Eigentlich wollte die EU-Kommission noch in diesem Monat Vorschläge vorlegen, wie eine mögliche europäische Digitalsteuer aussehen könnte. Doch nach der G20-Einigung auf eine globale Mindeststeuer hat die Brüsseler Behörde die Pläne für eine Digitalsteuer zurückgestellt, wie ein Kommissionssprecher mitteilte.

Die Finanzministerinnen und -minister der großen Industrie- und Handelsstaaten hatten sich am Wochenende auf eine Mindeststeuer von 15 Prozent geeinigt. Betroffen sind unter anderem große Digitalkonzerne, die bisher insgesamt oft nur wenig Steuern zahlen.

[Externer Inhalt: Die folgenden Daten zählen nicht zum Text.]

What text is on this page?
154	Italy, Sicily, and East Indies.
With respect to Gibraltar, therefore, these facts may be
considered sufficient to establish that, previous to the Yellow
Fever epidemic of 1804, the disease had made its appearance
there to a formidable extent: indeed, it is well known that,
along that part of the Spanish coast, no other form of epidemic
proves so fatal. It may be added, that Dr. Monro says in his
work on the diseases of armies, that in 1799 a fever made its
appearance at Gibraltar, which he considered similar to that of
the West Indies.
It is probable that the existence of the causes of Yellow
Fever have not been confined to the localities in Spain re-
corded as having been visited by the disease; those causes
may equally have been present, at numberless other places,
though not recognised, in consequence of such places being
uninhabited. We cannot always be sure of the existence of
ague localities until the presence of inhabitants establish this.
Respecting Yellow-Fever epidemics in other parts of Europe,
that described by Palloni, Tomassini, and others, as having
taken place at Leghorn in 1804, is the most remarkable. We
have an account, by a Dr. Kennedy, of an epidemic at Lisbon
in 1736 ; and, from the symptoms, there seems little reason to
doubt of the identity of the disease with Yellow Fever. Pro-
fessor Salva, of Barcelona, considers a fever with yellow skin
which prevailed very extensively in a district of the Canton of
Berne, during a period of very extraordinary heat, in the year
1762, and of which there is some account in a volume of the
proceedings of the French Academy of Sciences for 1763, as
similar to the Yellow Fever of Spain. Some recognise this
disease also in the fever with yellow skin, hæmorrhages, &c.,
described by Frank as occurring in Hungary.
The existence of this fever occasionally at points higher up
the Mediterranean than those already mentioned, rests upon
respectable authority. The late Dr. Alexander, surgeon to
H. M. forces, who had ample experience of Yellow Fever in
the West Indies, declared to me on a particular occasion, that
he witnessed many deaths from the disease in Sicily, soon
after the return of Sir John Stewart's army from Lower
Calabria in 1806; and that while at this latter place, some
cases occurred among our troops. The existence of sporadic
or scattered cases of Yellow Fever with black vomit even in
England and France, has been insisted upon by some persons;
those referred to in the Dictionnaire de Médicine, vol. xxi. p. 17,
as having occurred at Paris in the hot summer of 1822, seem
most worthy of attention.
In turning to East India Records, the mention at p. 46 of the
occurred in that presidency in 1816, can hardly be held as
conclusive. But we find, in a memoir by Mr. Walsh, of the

Ein Problem könnten in diesem Zusammenhang nationale Digitalsteuern sein, die es zum Beispiel in Frankreich, Spanien und Italien gibt. Diese müssten zurückgenommen werden, mahnte US-Finanzministerin Janet Yellen an. Auch der finanzpolitische Sprecher der Grünen im Europaparlament, Sven Giegold sieht das so. Die transatlantische Partnerschaft bedeute, auf eigene europäische Digitalsteuerpläne zu verzichten, wenn die Mindeststeuer wie geplant eingeführt werde, sagte Giegold.

Angesichts eines Gesprächs der EU-Finanzminister mit Yellen forderte Giegold eine deutlich höhere Mindeststeuer als jüngst beschlossen. »Olaf Scholz sollte sich hinter Janet Yellen stellen und den Steuersatz von 21 Prozent auch für Europa einfordern«, sagte Giegold. Bevor der US-Kongress über den Steuersatz abstimme, sollte Europa als Signal der Unterstützung den höheren Satz einführen.

Bis Oktober dieses Jahres sollen die letzten Fragen geklärt werden. Dann sollen die Staatsoberhäupter der G20-Staaten zustimmen. Scholz sagte, er sei sich »vollkommen sicher«, dass ein Beschluss dort gelingen werde. Der Kommissionssprecher betonte, es brauche eine gemeinsame Anstrengung, um das Vorhaben zu vollenden.